They've been to court and they've lost and it definitely hasn't destroyed their business one bit.
For example, Microsoft subsidiary LinkedIn routed customer email through their servers so that they could scrape it. They did that without customer knowledge via a dark patten.
They later apologised for doing it but still used it to propel the company's growth. In the end it didn't hurt anything but their reputation for respecting people's privacy.
Microsoft's own anti-trust history is littered with exceptional behaviour too. They are the size they are now by dint of super aggressive business practices.
Why wouldn't sw companies do the same?
None.... so the grandparents comment is with out evidence that either consumers or regulators hold companies to account
I guess if they can do that, then what's a small lie about private repos between friends.
We’ll get engineers working long hours focused on it, consulting closely with our legal and trust teams.
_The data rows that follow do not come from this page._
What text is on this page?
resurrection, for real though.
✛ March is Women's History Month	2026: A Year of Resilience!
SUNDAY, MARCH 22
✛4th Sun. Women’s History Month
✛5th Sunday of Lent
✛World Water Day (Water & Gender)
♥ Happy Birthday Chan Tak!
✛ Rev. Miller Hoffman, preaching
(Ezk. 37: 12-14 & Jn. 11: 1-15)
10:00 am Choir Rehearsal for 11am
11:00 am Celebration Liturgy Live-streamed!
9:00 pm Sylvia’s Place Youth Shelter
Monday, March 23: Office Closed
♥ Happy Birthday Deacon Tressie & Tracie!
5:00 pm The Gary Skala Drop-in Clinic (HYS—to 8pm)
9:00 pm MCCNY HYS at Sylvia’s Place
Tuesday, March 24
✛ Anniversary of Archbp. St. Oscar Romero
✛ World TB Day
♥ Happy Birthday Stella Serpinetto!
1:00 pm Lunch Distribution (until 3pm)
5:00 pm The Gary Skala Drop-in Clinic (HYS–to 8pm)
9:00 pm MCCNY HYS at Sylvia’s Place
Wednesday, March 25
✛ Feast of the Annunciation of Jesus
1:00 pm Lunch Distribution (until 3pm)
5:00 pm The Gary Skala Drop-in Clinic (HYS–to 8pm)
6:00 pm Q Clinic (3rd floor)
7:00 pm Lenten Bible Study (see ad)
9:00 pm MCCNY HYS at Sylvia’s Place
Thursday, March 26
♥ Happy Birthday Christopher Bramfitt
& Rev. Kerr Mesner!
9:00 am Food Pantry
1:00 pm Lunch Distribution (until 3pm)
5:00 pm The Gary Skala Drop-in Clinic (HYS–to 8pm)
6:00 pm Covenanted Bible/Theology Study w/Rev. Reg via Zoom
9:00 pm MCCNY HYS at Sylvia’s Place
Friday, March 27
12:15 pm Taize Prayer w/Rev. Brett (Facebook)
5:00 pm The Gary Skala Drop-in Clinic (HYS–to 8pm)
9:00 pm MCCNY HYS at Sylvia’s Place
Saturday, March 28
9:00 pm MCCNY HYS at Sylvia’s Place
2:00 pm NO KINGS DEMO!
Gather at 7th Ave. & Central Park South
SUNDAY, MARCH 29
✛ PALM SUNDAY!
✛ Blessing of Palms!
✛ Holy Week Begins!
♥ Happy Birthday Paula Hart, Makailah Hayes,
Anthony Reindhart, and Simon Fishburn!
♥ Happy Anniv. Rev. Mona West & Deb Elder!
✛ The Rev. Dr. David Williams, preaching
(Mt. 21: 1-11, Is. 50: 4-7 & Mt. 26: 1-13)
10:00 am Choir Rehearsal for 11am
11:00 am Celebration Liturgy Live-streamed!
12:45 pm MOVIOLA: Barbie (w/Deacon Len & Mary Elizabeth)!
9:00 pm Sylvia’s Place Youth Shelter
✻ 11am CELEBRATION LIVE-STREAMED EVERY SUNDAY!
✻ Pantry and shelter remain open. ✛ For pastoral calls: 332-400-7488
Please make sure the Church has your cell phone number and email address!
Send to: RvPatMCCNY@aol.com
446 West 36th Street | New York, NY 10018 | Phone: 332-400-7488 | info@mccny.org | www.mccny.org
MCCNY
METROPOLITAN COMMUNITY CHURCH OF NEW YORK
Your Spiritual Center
One of the first questions we ask legal when we suspect a privacy issue is “Is this a notifiable event?”
It’s not really about getting slapped by regulators - it’s the fact that much of Microsoft’s business is built by earning the trust of large companies and small ones. Many of them are in the EU of course, but we have strict compliance we apply broadly. It’s just not worth damaging our reputation (and hurting our business) for some shortcut somewhere, as trust takes a long time to build and is easily broken.
This type of thing erodes trust? Why should my proprietary code be used for training by default?
I was really annoyed by this.
I'm talking about when using "Github Copilot" and you ask for a code suggestion, it would send the "context" back to GitHub / Microsoft and use that code as training.
Your comment is interesting to me though because there does seem to be a surprisingly large amount of defending OpenAI going on. Almost seems automatic now.